Rea expounds his thesis that the biblical narratives and church liturgies mediate the presence of God. Through these narratives, we are able to identify with the subject as person and therefore, by mediation, experience God through these narratives. In addition, by liturgical acts, such as the Eucharist, we commemorate past events where God has contacted creation, and we experience a type of memory through this commemoration–and we haven’t even talked about the possibility of sacramental realism. I’d recommend reading Rea’s whole article (or at least section III) to get the full taste of his thesis. These mediated experiences, then, provide a very real way to come in to communion with the presence of God.

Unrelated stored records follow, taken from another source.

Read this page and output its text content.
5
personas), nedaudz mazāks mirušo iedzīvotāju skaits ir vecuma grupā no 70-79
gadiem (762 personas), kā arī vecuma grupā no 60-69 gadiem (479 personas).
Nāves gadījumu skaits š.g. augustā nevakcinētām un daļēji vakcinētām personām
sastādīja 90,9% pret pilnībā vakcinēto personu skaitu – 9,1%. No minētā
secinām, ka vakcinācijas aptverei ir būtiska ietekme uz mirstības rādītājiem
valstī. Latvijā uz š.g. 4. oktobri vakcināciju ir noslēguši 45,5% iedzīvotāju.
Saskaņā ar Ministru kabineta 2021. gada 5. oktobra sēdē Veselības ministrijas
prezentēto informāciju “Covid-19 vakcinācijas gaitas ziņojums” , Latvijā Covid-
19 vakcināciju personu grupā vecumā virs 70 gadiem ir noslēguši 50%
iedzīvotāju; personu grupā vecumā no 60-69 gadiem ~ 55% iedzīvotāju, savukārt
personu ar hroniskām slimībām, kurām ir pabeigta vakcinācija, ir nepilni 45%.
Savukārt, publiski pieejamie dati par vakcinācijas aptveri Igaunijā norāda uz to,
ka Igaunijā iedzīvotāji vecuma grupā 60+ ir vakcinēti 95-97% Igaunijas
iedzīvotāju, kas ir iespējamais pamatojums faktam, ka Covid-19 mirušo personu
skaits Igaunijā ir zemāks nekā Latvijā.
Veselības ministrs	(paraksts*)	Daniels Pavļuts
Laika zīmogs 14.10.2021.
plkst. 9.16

This leaves the body of Christ, then, as bearers of these texts and liturgies, as the place where God can be encountered in creation. Because of what Jesus has done for us, we have the privilege of being the “light of the world…. so let your light shine before others, so that they may see your good works and give glory to your Father who is in heaven,” (Matthew 5:14-16, ESV). As the Church, let us do all we do unto the glory of God, so that people may easily see that the Lord, and enter in to a jubilant relationship with Him: the gracious, merciful, kind, loving, heavenly Father who is Lord of all.